At that point, nearly seven years without my mother, it had been so long since I’d seen her, hugged her, heard her voice telling me she loved me, that knowing this man existed — that all of these people were out there living their lives — was a comfort to me. But this little baby? These two adopted boys? I was struck by the scope of it. All of these anyones had suddenly become such significant someones because my mother was what such a disappointingly small percentage of Americans currently are — a registered organ donor (in fact New York State, home of Burckhardt’s subjects, is ranked last in the country for organ donation registration).

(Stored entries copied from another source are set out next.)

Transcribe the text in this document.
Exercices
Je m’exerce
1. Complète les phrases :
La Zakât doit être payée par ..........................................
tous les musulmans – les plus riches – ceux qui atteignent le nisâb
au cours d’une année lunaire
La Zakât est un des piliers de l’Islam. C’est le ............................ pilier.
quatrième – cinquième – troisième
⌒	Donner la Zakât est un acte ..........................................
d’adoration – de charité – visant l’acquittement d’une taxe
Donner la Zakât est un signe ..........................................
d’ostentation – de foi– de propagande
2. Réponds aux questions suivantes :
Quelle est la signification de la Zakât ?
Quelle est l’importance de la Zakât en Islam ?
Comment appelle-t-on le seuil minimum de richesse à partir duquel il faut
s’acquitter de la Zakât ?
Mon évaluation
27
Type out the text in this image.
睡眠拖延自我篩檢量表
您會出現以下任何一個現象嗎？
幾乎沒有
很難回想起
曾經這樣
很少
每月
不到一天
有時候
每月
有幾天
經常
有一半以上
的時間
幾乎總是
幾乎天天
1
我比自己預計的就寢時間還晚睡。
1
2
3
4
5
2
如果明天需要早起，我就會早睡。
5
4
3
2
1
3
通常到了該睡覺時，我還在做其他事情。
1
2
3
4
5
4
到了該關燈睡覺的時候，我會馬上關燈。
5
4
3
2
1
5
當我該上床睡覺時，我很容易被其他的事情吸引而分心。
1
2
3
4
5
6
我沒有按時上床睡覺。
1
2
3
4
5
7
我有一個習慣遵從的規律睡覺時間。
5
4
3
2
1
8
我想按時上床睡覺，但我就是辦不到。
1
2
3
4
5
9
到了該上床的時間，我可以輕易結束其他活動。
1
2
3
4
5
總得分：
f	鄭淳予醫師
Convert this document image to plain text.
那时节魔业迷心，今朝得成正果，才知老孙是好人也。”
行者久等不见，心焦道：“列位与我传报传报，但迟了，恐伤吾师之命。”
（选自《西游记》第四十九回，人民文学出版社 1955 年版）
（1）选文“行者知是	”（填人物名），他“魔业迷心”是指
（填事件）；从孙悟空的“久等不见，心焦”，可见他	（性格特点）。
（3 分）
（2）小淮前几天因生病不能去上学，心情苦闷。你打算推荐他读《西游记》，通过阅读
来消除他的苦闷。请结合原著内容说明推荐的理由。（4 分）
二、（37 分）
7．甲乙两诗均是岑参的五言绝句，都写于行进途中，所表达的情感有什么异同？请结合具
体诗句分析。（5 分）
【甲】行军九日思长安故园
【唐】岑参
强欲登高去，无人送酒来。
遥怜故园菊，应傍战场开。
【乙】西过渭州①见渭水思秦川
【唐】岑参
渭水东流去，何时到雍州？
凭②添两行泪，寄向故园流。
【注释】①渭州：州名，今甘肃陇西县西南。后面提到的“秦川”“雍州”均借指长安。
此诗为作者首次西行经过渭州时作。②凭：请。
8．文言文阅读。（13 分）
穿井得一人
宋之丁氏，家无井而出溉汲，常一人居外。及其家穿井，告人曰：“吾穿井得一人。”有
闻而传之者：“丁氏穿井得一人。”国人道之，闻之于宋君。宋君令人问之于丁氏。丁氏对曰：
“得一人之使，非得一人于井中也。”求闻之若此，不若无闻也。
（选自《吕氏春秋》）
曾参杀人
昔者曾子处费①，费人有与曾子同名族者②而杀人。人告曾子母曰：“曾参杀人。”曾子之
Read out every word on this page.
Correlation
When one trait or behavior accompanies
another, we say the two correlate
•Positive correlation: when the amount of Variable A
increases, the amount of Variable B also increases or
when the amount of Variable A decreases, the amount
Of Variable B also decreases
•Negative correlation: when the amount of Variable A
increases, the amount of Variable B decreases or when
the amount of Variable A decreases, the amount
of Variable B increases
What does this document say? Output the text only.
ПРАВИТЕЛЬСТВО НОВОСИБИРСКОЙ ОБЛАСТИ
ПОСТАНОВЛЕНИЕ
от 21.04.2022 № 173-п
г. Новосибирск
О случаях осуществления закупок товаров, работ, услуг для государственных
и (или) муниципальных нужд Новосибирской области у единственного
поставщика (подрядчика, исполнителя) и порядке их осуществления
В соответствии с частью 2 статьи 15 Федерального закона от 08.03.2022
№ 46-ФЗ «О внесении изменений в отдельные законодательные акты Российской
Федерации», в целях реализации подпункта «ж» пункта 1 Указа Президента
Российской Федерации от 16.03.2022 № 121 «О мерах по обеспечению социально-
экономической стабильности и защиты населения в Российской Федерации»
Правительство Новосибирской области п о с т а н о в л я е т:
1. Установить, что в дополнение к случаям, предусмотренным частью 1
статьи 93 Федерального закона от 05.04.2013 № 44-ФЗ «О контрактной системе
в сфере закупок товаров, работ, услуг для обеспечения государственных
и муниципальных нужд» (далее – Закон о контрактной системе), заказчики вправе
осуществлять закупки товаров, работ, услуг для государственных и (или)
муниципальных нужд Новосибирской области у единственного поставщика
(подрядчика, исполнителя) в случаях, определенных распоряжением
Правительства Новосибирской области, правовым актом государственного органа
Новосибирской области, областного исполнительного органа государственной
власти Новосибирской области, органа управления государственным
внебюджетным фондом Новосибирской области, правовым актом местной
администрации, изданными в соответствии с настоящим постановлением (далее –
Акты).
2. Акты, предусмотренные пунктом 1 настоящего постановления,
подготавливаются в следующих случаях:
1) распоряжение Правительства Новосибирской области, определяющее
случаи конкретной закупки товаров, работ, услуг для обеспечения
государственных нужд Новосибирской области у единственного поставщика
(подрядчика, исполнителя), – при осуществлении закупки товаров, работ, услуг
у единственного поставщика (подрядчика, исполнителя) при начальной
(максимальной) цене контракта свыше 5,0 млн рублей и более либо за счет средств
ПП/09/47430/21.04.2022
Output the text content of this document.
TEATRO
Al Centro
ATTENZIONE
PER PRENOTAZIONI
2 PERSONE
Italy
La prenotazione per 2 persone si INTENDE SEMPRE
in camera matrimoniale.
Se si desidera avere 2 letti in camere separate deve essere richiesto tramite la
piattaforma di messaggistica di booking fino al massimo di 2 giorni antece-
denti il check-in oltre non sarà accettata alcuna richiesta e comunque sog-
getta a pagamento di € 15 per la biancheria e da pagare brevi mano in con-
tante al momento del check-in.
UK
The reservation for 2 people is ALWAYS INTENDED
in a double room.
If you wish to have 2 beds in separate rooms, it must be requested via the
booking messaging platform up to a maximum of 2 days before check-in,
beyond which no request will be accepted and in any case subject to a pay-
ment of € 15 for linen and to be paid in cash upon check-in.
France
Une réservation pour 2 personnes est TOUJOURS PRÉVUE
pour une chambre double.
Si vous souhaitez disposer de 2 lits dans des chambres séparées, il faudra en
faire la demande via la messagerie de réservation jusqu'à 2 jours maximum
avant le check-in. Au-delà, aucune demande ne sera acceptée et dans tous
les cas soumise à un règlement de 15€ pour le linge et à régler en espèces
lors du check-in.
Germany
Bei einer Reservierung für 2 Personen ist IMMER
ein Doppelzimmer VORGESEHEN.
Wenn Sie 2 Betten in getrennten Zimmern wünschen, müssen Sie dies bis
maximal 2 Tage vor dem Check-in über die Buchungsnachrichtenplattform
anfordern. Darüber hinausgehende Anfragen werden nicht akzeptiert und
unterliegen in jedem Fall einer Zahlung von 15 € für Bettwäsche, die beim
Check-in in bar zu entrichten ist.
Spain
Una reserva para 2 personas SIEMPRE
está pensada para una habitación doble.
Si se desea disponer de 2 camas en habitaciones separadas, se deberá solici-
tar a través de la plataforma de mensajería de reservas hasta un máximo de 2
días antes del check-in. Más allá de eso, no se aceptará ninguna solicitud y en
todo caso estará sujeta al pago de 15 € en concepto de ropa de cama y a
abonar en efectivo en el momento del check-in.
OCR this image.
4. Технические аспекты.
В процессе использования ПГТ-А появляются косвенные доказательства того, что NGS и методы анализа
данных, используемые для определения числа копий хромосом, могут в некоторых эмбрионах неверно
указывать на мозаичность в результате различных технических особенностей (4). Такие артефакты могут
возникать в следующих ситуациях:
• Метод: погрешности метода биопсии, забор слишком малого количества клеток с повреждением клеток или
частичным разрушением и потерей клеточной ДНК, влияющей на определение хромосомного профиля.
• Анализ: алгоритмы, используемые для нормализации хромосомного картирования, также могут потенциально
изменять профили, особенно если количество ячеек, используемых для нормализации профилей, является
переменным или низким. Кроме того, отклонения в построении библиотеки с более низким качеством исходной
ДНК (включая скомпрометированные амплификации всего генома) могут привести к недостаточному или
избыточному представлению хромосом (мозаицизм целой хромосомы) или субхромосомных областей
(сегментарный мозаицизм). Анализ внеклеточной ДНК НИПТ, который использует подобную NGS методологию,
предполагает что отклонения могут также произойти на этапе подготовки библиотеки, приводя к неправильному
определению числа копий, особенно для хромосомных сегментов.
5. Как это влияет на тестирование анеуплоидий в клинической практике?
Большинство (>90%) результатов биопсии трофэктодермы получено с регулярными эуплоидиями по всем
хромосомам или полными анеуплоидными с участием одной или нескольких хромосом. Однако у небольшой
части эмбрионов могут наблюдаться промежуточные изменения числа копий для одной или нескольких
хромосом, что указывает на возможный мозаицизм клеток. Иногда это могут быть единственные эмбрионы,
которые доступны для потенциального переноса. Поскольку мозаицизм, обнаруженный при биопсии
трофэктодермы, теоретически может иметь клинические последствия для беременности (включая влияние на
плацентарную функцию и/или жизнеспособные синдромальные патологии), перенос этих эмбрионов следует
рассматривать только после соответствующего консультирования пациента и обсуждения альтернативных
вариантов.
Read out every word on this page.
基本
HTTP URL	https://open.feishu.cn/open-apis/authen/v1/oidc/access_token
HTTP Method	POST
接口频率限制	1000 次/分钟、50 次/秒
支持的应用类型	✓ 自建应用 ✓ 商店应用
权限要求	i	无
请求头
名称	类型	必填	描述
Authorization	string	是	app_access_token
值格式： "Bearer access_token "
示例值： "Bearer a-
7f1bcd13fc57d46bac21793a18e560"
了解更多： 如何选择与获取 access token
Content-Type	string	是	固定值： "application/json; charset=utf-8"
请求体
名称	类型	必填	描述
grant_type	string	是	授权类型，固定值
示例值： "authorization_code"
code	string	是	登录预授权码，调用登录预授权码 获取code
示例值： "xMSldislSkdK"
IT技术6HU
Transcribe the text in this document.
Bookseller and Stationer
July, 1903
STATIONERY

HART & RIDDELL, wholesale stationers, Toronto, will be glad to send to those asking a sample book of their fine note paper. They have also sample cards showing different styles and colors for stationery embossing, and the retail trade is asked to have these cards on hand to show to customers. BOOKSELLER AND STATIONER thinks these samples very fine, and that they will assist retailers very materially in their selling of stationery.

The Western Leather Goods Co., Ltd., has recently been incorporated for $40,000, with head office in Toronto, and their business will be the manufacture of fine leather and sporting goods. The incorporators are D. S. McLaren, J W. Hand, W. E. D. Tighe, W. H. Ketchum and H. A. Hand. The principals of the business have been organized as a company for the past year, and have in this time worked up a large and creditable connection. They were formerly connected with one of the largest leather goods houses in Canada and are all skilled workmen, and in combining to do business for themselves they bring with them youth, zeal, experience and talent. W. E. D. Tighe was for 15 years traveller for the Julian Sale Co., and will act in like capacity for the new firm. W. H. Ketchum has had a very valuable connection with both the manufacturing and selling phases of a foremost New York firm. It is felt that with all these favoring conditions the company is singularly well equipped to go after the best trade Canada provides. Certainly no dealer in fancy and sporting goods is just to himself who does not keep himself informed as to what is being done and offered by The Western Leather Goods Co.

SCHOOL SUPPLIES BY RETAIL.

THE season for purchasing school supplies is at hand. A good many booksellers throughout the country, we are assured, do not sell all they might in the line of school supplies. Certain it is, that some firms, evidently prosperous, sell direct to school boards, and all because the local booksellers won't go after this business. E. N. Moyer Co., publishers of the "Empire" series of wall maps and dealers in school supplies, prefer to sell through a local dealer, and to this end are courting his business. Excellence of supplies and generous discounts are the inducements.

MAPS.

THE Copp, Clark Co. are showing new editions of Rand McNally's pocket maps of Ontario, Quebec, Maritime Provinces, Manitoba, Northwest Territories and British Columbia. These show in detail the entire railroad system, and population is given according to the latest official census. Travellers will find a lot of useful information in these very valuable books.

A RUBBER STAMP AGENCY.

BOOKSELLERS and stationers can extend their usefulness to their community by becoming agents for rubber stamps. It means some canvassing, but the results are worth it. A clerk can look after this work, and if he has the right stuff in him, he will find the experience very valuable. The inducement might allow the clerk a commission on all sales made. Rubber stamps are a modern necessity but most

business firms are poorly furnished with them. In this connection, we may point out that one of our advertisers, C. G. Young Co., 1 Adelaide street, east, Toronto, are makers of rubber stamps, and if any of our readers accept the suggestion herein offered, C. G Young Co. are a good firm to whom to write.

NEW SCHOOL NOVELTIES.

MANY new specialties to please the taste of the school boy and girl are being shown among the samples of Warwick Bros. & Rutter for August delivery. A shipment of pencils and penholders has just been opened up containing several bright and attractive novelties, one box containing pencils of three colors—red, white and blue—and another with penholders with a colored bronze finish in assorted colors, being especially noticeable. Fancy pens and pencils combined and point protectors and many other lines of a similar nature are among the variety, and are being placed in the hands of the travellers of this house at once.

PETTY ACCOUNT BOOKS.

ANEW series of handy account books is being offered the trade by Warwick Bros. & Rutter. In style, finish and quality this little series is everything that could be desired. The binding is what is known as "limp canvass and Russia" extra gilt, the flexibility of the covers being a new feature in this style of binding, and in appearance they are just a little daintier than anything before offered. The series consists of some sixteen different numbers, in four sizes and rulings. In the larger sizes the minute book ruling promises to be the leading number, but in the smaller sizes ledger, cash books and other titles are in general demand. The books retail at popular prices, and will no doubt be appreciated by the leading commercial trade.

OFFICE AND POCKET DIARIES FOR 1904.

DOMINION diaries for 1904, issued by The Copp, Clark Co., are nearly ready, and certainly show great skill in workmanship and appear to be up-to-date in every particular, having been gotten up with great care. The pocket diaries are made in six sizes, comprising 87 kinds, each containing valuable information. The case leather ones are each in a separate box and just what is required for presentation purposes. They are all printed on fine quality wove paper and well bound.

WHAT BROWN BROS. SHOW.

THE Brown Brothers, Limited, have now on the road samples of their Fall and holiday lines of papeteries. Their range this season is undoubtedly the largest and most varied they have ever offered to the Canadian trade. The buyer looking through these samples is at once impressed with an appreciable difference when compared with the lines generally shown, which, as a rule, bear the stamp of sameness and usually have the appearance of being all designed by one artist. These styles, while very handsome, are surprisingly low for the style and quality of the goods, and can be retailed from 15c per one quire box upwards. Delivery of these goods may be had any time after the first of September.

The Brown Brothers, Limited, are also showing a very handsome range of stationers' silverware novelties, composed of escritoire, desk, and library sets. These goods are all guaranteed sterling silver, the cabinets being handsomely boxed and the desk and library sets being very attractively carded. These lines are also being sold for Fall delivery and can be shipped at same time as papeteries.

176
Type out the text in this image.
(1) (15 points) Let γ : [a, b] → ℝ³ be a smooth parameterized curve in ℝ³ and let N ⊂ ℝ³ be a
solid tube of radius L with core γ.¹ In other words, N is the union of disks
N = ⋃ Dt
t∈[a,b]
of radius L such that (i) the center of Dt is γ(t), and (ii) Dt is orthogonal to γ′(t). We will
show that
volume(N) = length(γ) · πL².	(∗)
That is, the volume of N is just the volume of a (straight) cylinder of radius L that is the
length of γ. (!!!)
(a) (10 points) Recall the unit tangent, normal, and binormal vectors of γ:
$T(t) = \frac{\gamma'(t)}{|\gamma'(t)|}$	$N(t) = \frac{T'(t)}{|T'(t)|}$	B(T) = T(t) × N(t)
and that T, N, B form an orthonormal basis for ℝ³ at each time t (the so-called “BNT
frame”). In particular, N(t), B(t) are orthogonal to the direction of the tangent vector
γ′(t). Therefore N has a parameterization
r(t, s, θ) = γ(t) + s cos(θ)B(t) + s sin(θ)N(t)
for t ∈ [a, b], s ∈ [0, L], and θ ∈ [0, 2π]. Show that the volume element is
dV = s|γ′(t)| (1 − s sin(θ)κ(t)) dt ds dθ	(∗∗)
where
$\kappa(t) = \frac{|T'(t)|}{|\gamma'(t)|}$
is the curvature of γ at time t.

There is a book I read the year my mother died called Motherless Daughters. I read it over and over that first year, underlining passages, my tears staining the pages. There was one line that struck me the most, “Am I as I am, who I am, what I am, how I am because my mother lived, or because my mother died? The answer, we decide, is both.” Life is not a tenable thing. Bad things happen. People die. Yet what we do in death can help shape who we were in life and change the lives of people around us. I truly believe there is good in the world and that we are, despite outward appearances, a society that cares for one another. I believe that we would take the opportunity to help someone, anyone, if given the chance. By donating our organs we can give life, life that after we’re gone will ripple out like waves on an ocean, touching all it passes, gaining momentum and strength the further it grows.
April is Organ Donation Awareness Month, and in the amount of time it takes you to read this article another name will have been added to the national organ transplant list. By the time you go to bed tonight 21 people will have died because the organs they needed weren’t donated in time. That’s not just 21 anyones. That’s 21 someones. And tomorrow, when you get up to start another day, the already astonishing national number of 124,000 men, women and children still waiting for a lifesaving organ, will grow.
And one day it might be your name that’s added to the list.
I don’t know what the future holds. No one does. But in today’s world where it’s easy to think only of yourself it’s more important than ever to remember that we’re not in this alone. We need each other. I’m reminded of that every day as I walk the streets of Manhattan, or think of the people whose lives my mother has saved and kept alive.
Any day anyone is no other than someone, and today might be the day you save someone’s life.
Or maybe it’s the day they just happen to save yours.